Morocco Pentagraph

© 1995 by Orin Hargraves

 

Settle down in your reading chair! Here are a group of stories that will enable you to take a trip without ever leaving the farm. All of them are set in Morocco. You can link to the two longer stories (short novels, really) and a nonfiction memoir from this page; they are described below. Two of the shorter stories in the collection can be gotten to from the main portal page, which is here; you’ll find them near the bottom of that page.

 

Divided in Halves:  In this atmospheric novella set in a village in Morocco’s Middle Atlas mountains, four people (three men and one women, of whom two are natives, two are foreigners) develop a delightful ménage that enables them to transcend their dull surroundings, until it eventually collapses under the weight of its own secrets.

 

 

Fatima Meskina: This is a nonfiction memoir of one of the most remarkable and singular women I have ever known.
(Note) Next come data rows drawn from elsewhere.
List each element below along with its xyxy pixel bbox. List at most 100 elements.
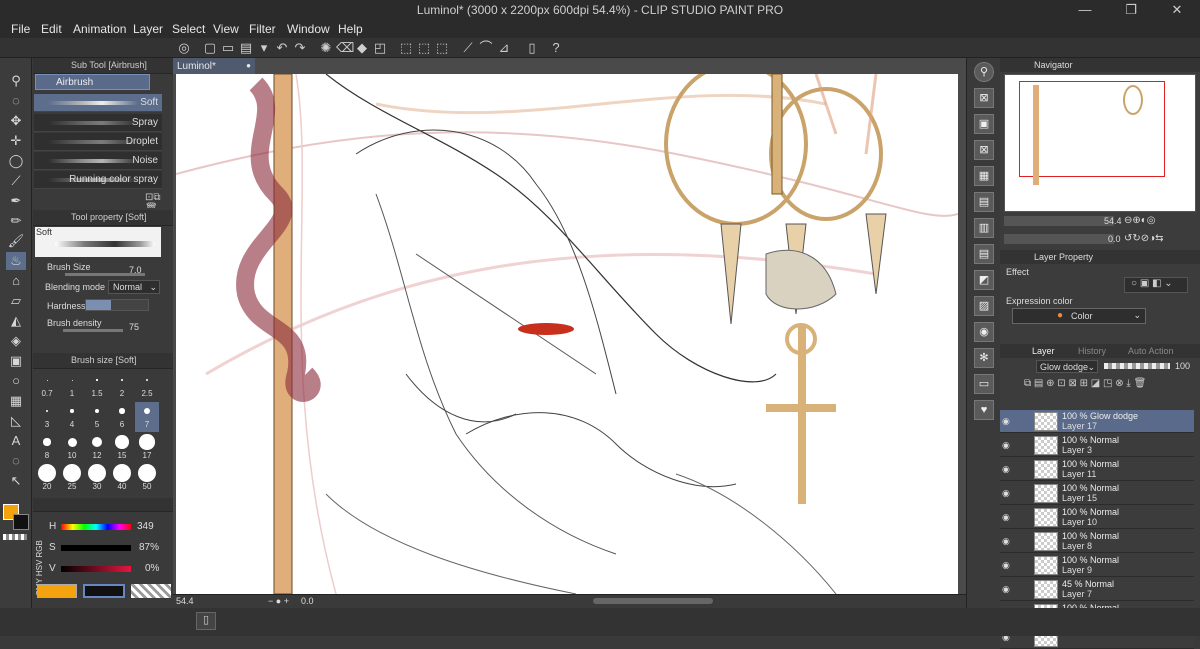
layer-row[interactable]: ◉ 100 % Normal Layer 10 [1000,506,1194,529]
chevron-down-icon[interactable]: ▾ [256,40,272,56]
material-3d-icon[interactable]: ▥ [974,218,994,238]
menu-window[interactable]: Window [287,22,330,36]
balloon-icon[interactable]: ◌ [6,452,26,470]
navigator-angle[interactable]: 0.0 [1108,234,1121,244]
blend-icon[interactable]: ◭ [6,312,26,330]
visibility-eye-icon[interactable]: ◉ [1002,584,1012,594]
loading-icon[interactable]: ✺ [318,40,334,56]
hardness-slider[interactable] [85,299,149,311]
material-all-icon[interactable]: ▤ [974,244,994,264]
layer-row[interactable]: ◉ 45 % Normal Layer 7 [1000,578,1194,601]
ruler-icon[interactable]: ◺ [6,412,26,430]
menu-filter[interactable]: Filter [249,22,276,36]
pen-icon[interactable]: ✒ [6,192,26,210]
visibility-eye-icon[interactable]: ◉ [1002,488,1012,498]
layer-opacity-slider[interactable] [1104,363,1170,369]
brush-size-value[interactable]: 7.0 [129,265,142,275]
effect-buttons[interactable]: ○ ▣ ◧ ⌄ [1124,277,1188,293]
material-icon[interactable]: ⊠ [974,88,994,108]
hue-value[interactable]: 349 [137,521,154,532]
pose-icon[interactable]: ✻ [974,348,994,368]
navigator-rotate-slider[interactable] [1004,234,1114,244]
brush-size-option[interactable]: 12 [85,433,109,463]
device-icon[interactable]: ▯ [524,40,540,56]
navigator-viewport[interactable] [1019,81,1165,177]
value-value[interactable]: 0% [145,563,159,574]
move-icon[interactable]: ✛ [6,132,26,150]
hue-slider[interactable] [61,524,131,530]
clip-studio-icon[interactable]: ◎ [176,40,192,56]
layer-row[interactable]: ◉ 100 % Glow dodge Layer 17 [1000,410,1194,433]
snap-special-ruler-icon[interactable]: ⌒ [478,40,494,56]
search-icon[interactable]: ⚲ [974,62,994,82]
tab-history[interactable]: History [1078,346,1106,356]
blending-mode-select[interactable]: Normal ⌄ [108,280,160,294]
operation-icon[interactable]: ◌ [6,92,26,110]
menu-view[interactable]: View [213,22,239,36]
deselect-icon[interactable]: ⬚ [398,40,414,56]
visibility-eye-icon[interactable]: ◉ [1002,560,1012,570]
menu-animation[interactable]: Animation [73,22,126,36]
visibility-eye-icon[interactable]: ◉ [1002,464,1012,474]
layer-row[interactable]: ◉ 100 % Normal Layer 8 [1000,530,1194,553]
brush-size-option[interactable]: 25 [60,464,84,494]
brush-size-option[interactable]: 5 [85,402,109,432]
transparent-color-icon[interactable] [3,534,27,540]
material-figure-icon[interactable]: ▨ [974,296,994,316]
airbrush-icon[interactable]: ♨ [6,252,26,270]
fill-bucket-icon[interactable]: ◈ [6,332,26,350]
brush-icon[interactable]: 🖌 [6,232,26,250]
brush-size-option[interactable]: 17 [135,433,159,463]
brush-size-option[interactable]: 0.7 [35,371,59,401]
saturation-value[interactable]: 87% [139,542,159,553]
canvas-zoom[interactable]: 54.4 [176,596,194,606]
lasso-icon[interactable]: ◯ [6,152,26,170]
navigator-zoom[interactable]: 54.4 [1104,216,1122,226]
menu-select[interactable]: Select [172,22,205,36]
brush-size-option[interactable]: 7 [135,402,159,432]
frame-icon[interactable]: ▦ [6,392,26,410]
zoom-controls[interactable]: − ● + [268,596,289,606]
drawing-canvas[interactable] [176,74,958,594]
figure-icon[interactable]: ○ [6,372,26,390]
layer-blend-mode-select[interactable]: Glow dodge ⌄ [1036,360,1098,373]
material-character-icon[interactable]: ◩ [974,270,994,290]
brush-density-value[interactable]: 75 [129,322,139,332]
show-selection-icon[interactable]: ⬚ [434,40,450,56]
material-images-icon[interactable]: ▣ [974,114,994,134]
tab-auto-action[interactable]: Auto Action [1128,346,1174,356]
brush-size-option[interactable]: 6 [110,402,134,432]
snap-ruler-icon[interactable]: ⟋ [460,40,476,56]
zoom-icon[interactable]: ⚲ [6,72,26,90]
gradient-icon[interactable]: ▣ [6,352,26,370]
layer-row[interactable]: ◉ 100 % Normal Layer 9 [1000,554,1194,577]
menu-edit[interactable]: Edit [41,22,62,36]
subtool-actions[interactable]: ⊡⧉🗑 [145,192,173,214]
brush-size-option[interactable]: 20 [35,464,59,494]
brush-size-option[interactable]: 50 [135,464,159,494]
layer-toolbar[interactable]: ⧉ ▤ ⊕ ⊡ ⊠ ⊞ ◪ ◳ ⊗ ⤓ 🗑 [1024,378,1194,392]
minimize-button[interactable]: — [1062,0,1108,20]
brush-size-option[interactable]: 8 [35,433,59,463]
close-button[interactable]: ✕ [1154,0,1200,20]
brush-size-option[interactable]: 1 [60,371,84,401]
brush-size-option[interactable]: 10 [60,433,84,463]
correct-line-icon[interactable]: ↖ [6,472,26,490]
brush-size-option[interactable]: 40 [110,464,134,494]
undo-icon[interactable]: ↶ [274,40,290,56]
brush-size-option[interactable]: 1.5 [85,371,109,401]
layer-panel-toggle-icon[interactable]: ▯ [196,612,216,630]
visibility-eye-icon[interactable]: ◉ [1002,416,1012,426]
brush-size-option[interactable]: 30 [85,464,109,494]
brush-noise[interactable]: Noise [34,152,162,170]
navigator-preview[interactable] [1004,74,1196,212]
heart-icon[interactable]: ♥ [974,400,994,420]
color-history-orange[interactable] [37,584,77,598]
camera-icon[interactable]: ◉ [974,322,994,342]
brush-size-option[interactable]: 3 [35,402,59,432]
pencil-icon[interactable]: ✏ [6,212,26,230]
redo-icon[interactable]: ↷ [292,40,308,56]
open-folder-icon[interactable]: ▭ [220,40,236,56]
eraser-icon[interactable]: ▱ [6,292,26,310]
visibility-eye-icon[interactable]: ◉ [1002,536,1012,546]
It’s about 40 pages long and chronicles the three years that I spent time with her.

Post Script: I learned in January 2006 that Fatima had died. It is completely fitting that in the end, she didn’t die alone and friendless as I feared that she might and predicted that she would in this memoir. What actually happened was far stranger than anything I could have imagined. She spent the last four days of her life in a semicoma. On her last day, one of her early employers, one-time Peace Corps Volunteer Debra Snell, was passing through her town and came to visit her. Debra announced who she was. Fatima opened her eyes, and died a couple of minutes later. When you read this story of her life you will not be surprised to see that this pillar of individuality in a conformist society stubbornly held on to life until she could leave it in the company of one of her “girls.”

 

Man and Maid (link coming soon): a comic novella that charts the relationship of young American in Morocco and his housemaid, whose designs on him go pretty far beyond just keeping house.